Pour une activité de e-commerce ou d’édition, les candidats évidents sont les mentions légales d’affiliation, les formules de garantie, les en-têtes de tableaux comparatifs, les préfixes de références produits. Une abréviation de quatre lettres qui déploie trois lignes de mentions obligatoires se rentabilise dès le dixième usage.
Les outils tiers vont plus loin : sur Windows, un script de remaniement clavier permet d’assigner un caractère fréquent à une touche inutilisée. Sur macOS, l’application Raccourcis déclenche des séquences complètes depuis une combinaison unique. Dans les deux cas, la règle reste la même : n’automatisez que ce que vous avez déjà fait vingt fois à la main, sinon vous passerez plus de temps à configurer qu’à produire.

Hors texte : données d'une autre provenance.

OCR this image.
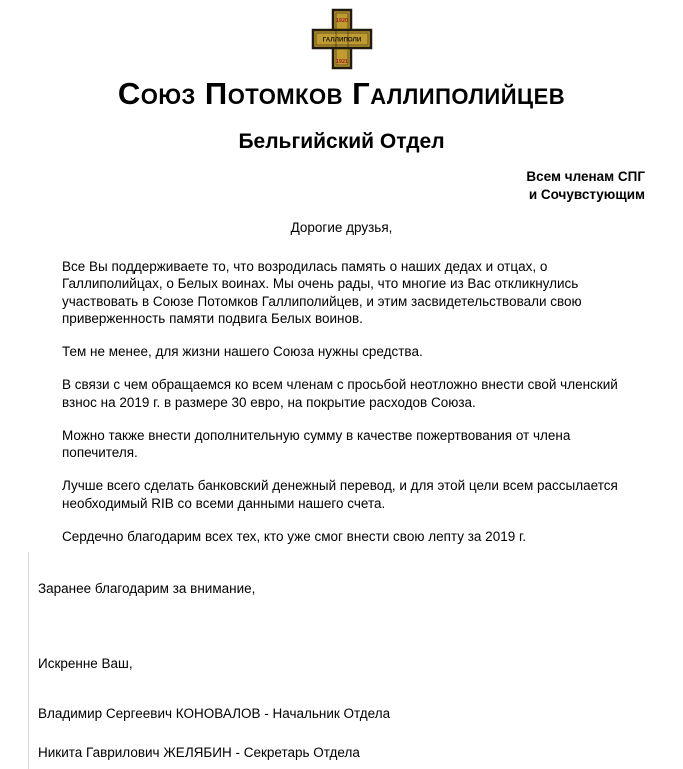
1920
ГАЛЛИПОЛИ
1921
Союз Потомков Галлиполийцев
Бельгийский Отдел
Всем членам СПГ
и Сочувстующим
Дорогие друзья,

Все Вы поддерживаете то, что возродилась память о наших дедах и отцах, о Галлиполийцах, о Белых воинах. Мы очень рады, что многие из Вас откликнулись участвовать в Союзе Потомков Галлиполийцев, и этим засвидетельствовали свою приверженность памяти подвига Белых воинов.

Тем не менее, для жизни нашего Союза нужны средства.

В связи с чем обращаемся ко всем членам с просьбой неотложно внести свой членский взнос на 2019 г. в размере 30 евро, на покрытие расходов Союза.

Можно также внести дополнительную сумму в качестве пожертвования от члена попечителя.

Лучше всего сделать банковский денежный перевод, и для этой цели всем рассылается необходимый RIB со всеми данными нашего счета.

Сердечно благодарим всех тех, кто уже смог внести свою лепту за 2019 г.

Заранее благодарим за внимание,

Искренне Ваш,

Владимир Сергеевич КОНОВАЛОВ - Начальник Отдела

Никита Гаврилович ЖЕЛЯБИН - Секретарь Отдела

Avant de publier un lot de fiches, trois contrôles rapides évitent l’essentiel des incidents. Vérifier qu’aucun nom de fichier image ne contient d’espace ni d’accent, car les serveurs les encodent de façon imprévisible. Vérifier que les slugs d’URL n’utilisent que des traits d’union, jamais de tiret bas. Vérifier enfin que les exports CSV sont enregistrés en UTF-8, faute de quoi tous les caractères accentués et tous les tirets longs se dégradent à l’import.
À retenir
La productivité rédactionnelle ne se gagne pas en tapant plus vite, mais en supprimant les arrêts. Trois gestes suffisent à récupérer l’essentiel du temps perdu : apprendre la combinaison du tiret bas sur sa propre machine, distinguer clairement les trois tirets selon le contexte technique ou éditorial, et automatiser les chaînes de texte qui reviennent tous les jours.
Ces réflexes ne demandent aucun outil payant et se mettent en place en une après-midi. Sur une activité qui publie plusieurs dizaines de fiches par mois, ils se traduisent par un gain mesurable dès la première semaine, et surtout par beaucoup moins d’erreurs à corriger après publication.